Maybe it’s time to rethink how we do men’s ministry in our local churches. Here are 3 ways to help you rethink men’s ministry:
1. From Programs to People
The Church is the people. A men’s ministry can come across like a program we do, rather than a people we minister to. I like the term “ministry to men” instead, because it means that you don’t have to come to a study or an event to be considered a part of our ministry.
Ministry to men puts the people in front of the program.
If you’re a guy in my church or community, you are part of my ministry to men. This will force you to think differently about how you minister to guys who don’t come to the things you invite them to. How do you disciple a man if you don’t have a bible study or breakfast? How do you develop community outside of church programming? It will cause you to get innovative in how you do it, but it starts with this simple shift.
2. From Inbound to Outbound
Most of our men’s ministry is focused on helping Christian men be better Christian men. While there is nothing wrong with this, we miss the great opportunity to disciple non-Christian men in our community, to help them discover Jesus Christ and follow Him with their lives.
When our ministry is geared to Christian insiders, then our language, content and mindset becomes exclusive.

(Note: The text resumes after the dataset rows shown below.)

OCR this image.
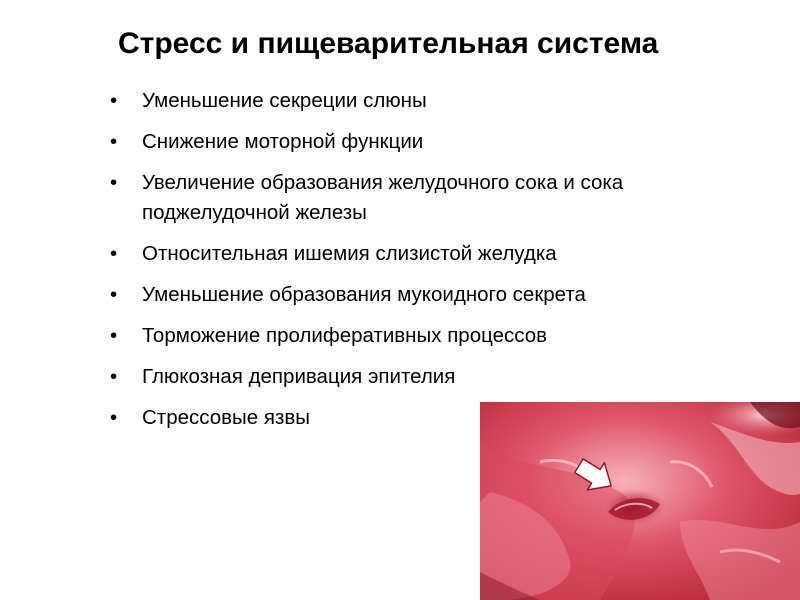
Стресс и пищеварительная система
• Уменьшение секреции слюны
• Снижение моторной функции
• Увеличение образования желудочного сока и сока поджелудочной железы
• Относительная ишемия слизистой желудка
• Уменьшение образования мукоидного секрета
• Торможение пролиферативных процессов
• Глюкозная депривация эпителия
• Стрессовые язвы
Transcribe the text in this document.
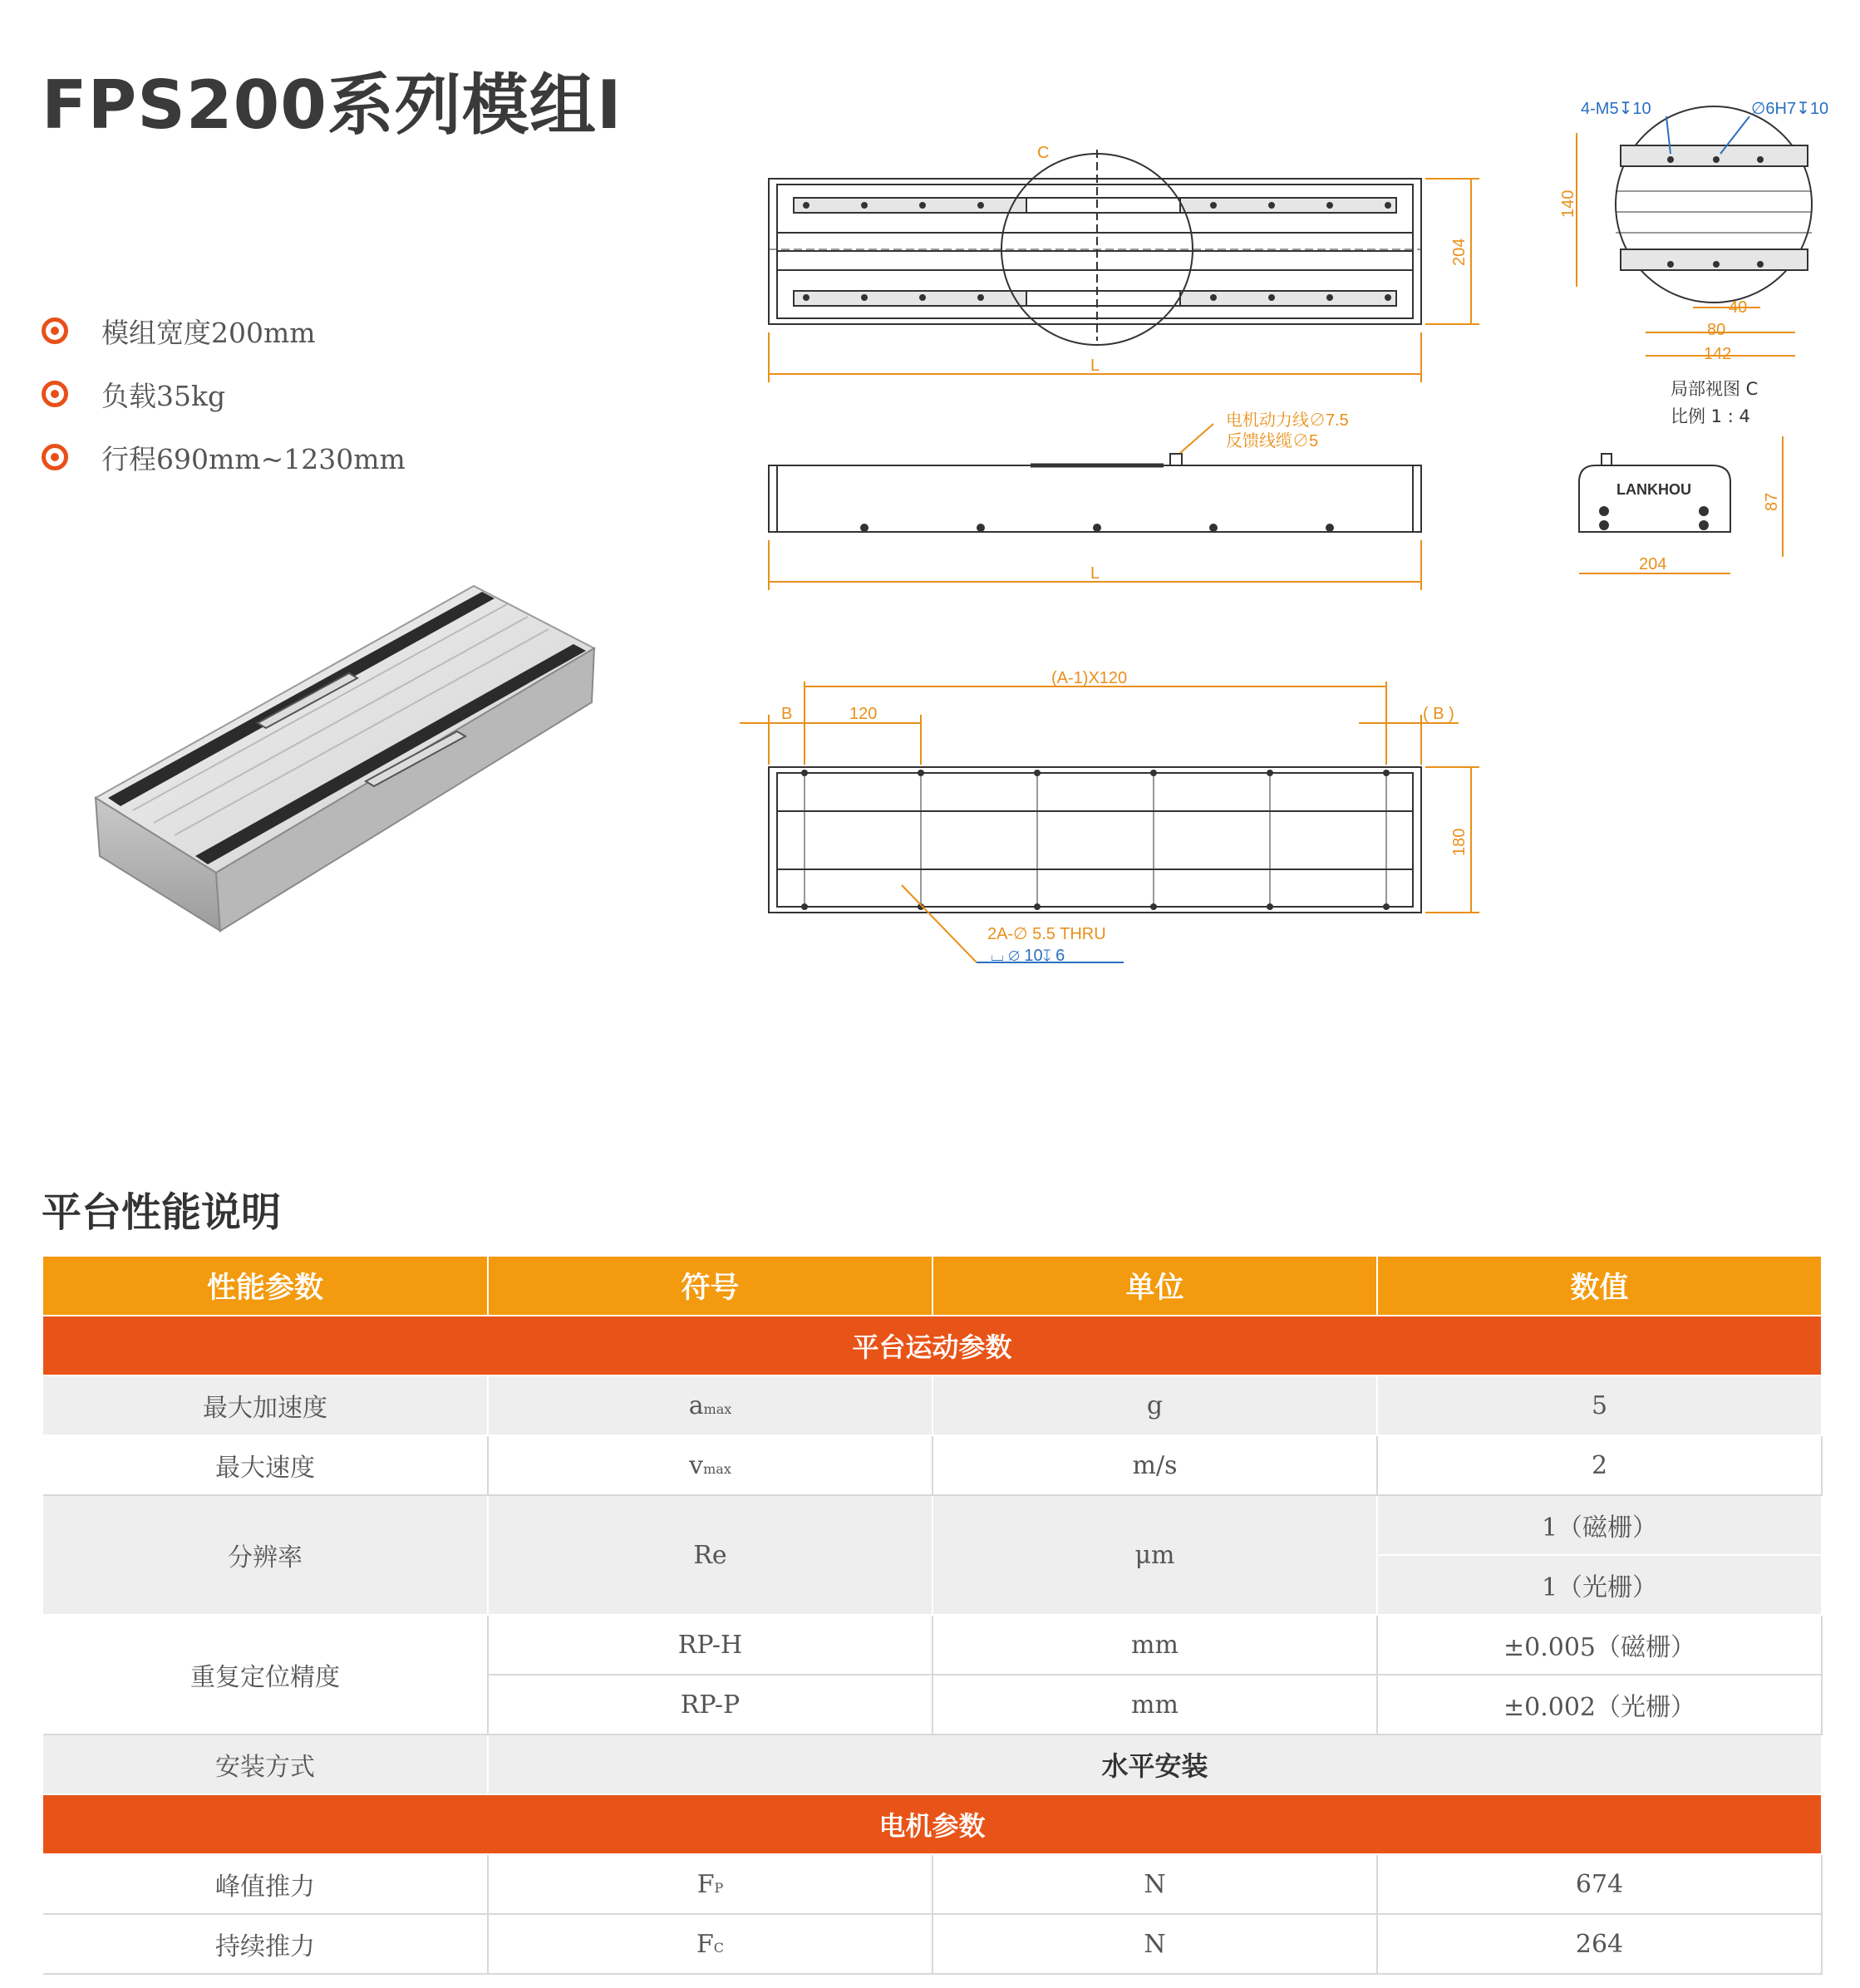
FPS200系列模组Ⅰ
模组宽度200mm
负载35kg
行程690mm~1230mm
C
204
L
电机动力线∅7.5
反馈线缆∅5
L
4-M5↧10	∅6H7↧10
140
40
80
142
局部视图 C
比例 1 : 4
LANKHOU
87
204
(A-1)X120
B	120	( B )
180
2A-∅ 5.5 THRU
⌴ ∅ 10↧ 6
平台性能说明
性能参数	符号	单位	数值
平台运动参数			
最大加速度	amax	g	5
最大速度	vmax	m/s	2
分辨率	Re	μm	1（磁栅）
			1（光栅）
重复定位精度	RP-H	mm	±0.005（磁栅）
	RP-P	mm	±0.002（光栅）
安装方式	水平安装		
电机参数			
峰值推力	FP	N	674
持续推力	FC	N	264
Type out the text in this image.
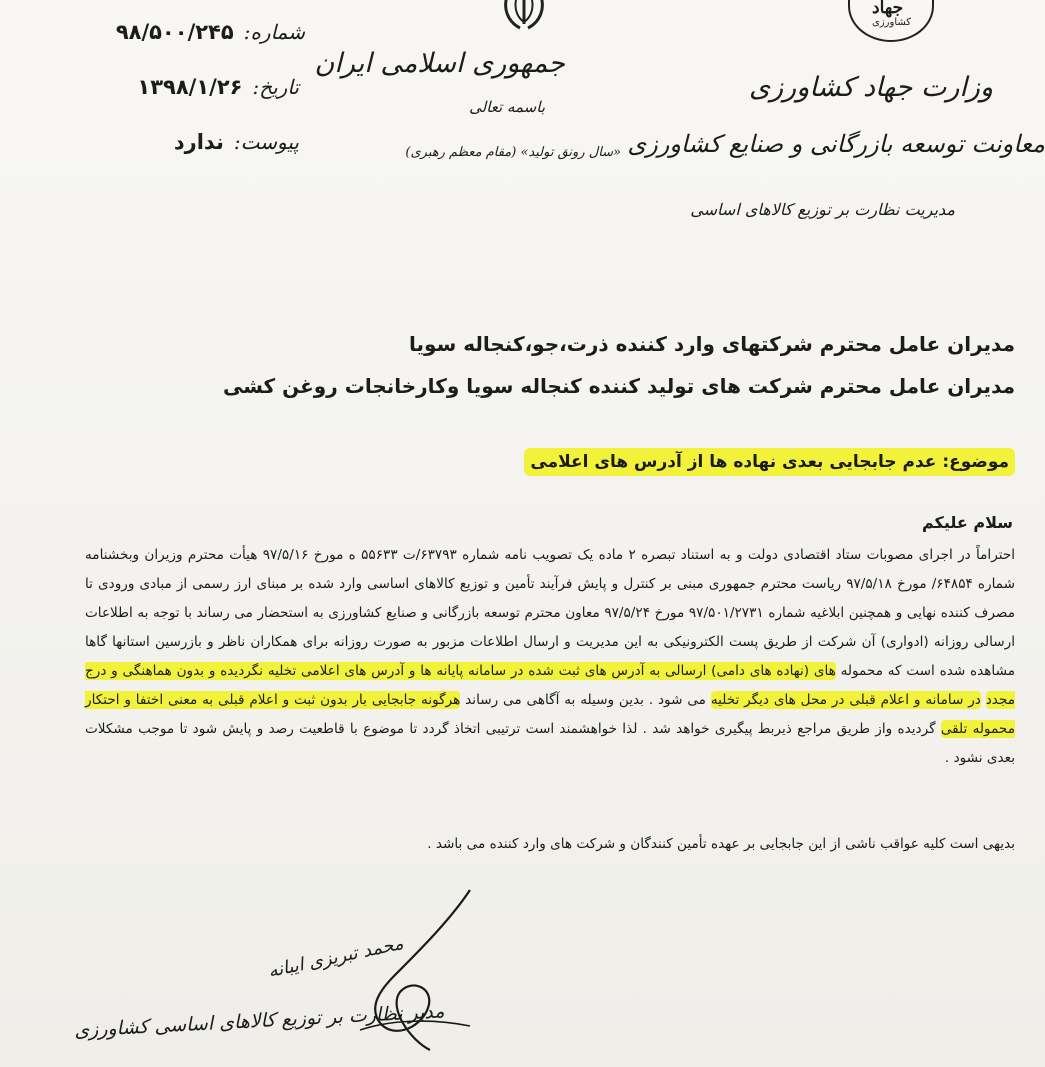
جهاد
کشاورزی
وزارت جهاد کشاورزی
معاونت توسعه بازرگانی و صنایع کشاورزی
مدیریت نظارت بر توزیع کالاهای اساسی
جمهوری اسلامی ایران
باسمه تعالی
«سال رونق تولید» (مقام معظم رهبری)
شماره:
۹۸/۵۰۰/۲۴۵
تاریخ:
۱۳۹۸/۱/۲۶
پیوست:
ندارد
مدیران عامل محترم شرکتهای وارد کننده ذرت،جو،کنجاله سویا
مدیران عامل محترم شرکت های تولید کننده کنجاله سویا وکارخانجات روغن کشی
موضوع: عدم جابجایی بعدی نهاده ها از آدرس های اعلامی
سلام علیکم
احتراماً در اجرای مصوبات ستاد اقتصادی دولت و به استناد تبصره ۲ ماده یک تصویب نامه شماره ۶۳۷۹۳/ت ۵۵۶۳۳ ه مورخ ۹۷/۵/۱۶ هیأت محترم وزیران وبخشنامه شماره ۶۴۸۵۴/ مورخ ۹۷/۵/۱۸ ریاست محترم جمهوری مبنی بر کنترل و پایش فرآیند تأمین و توزیع کالاهای اساسی وارد شده بر مبنای ارز رسمی از مبادی ورودی تا مصرف کننده نهایی و همچنین ابلاغیه شماره ۹۷/۵۰۱/۲۷۳۱ مورخ ۹۷/۵/۲۴ معاون محترم توسعه بازرگانی و صنایع کشاورزی به استحضار می رساند با توجه به اطلاعات ارسالی روزانه (ادواری) آن شرکت از طریق پست الکترونیکی به این مدیریت و ارسال اطلاعات مزبور به صورت روزانه برای همکاران ناظر و بازرسین استانها گاها مشاهده شده است که محموله های (نهاده های دامی) ارسالی به آدرس های ثبت شده در سامانه پایانه ها و آدرس های اعلامی تخلیه نگردیده و بدون هماهنگی و درج مجدد در سامانه و اعلام قبلی در محل های دیگر تخلیه می شود . بدین وسیله به آگاهی می رساند هرگونه جابجایی بار بدون ثبت و اعلام قبلی به معنی اختفا و احتکار محموله تلقی گردیده واز طریق مراجع ذیربط پیگیری خواهد شد . لذا خواهشمند است ترتیبی اتخاذ گردد تا موضوع با قاطعیت رصد و پایش شود تا موجب مشکلات بعدی نشود .
بدیهی است کلیه عواقب ناشی از این جابجایی بر عهده تأمین کنندگان و شرکت های وارد کننده می باشد .
محمد تبریزی ایبانه
مدیر نظارت بر توزیع کالاهای اساسی کشاورزی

We tend to ignore the unchurched man in your community who needs what you’re talking about. He just needs it in a different way. When you shift your ministry to think about that guy in your community, it will affect the language you use (no more “Christianese”), the things you do, and the intentionality you place on connection. Men from your community don’t understand the things that Christian men understand. They don’t share the same value sets. So…considering them in your ministry to men will force you to talk about the things that matter to men in your community in a way that the men in your community will understand. I believe this will also equip your Christian men to better reach the men in their circle of influence.
3. From Old to Young
In many churches, congregations are getting older. They have failed to truly engage the younger generation to the point where they are taking the mantle of leadership. In our ministries, we have the opportunity to lean young and intentionally put younger leaders in positions of influence to help steer the ministry to reach the next generation. I know this may seem scary, but it’s necessary for the sustainability of ministry; we must reach and keep this next generation. Leaning young in your ministry to men will force you to be intentional about who makes the key decisions in your ministry. If you have a 20-year-old making key decisions, they won’t think like you. This is a good thing.
Leaning young will cause you to place younger leaders in positions of influence, and place the older leaders in positions of mentoring and developing the younger ones.
Ministries grow because people are developed. If we don’t develop people, then we will end up carrying it all on our own. Rethink how you can utilize the younger men in your church to lead the ministry.
Rethinking ministry gives us the opportunity to try new things and innovate. God has given each of us the ability and desire to create. Rethink the ways you have been doing things and let’s start something fresh.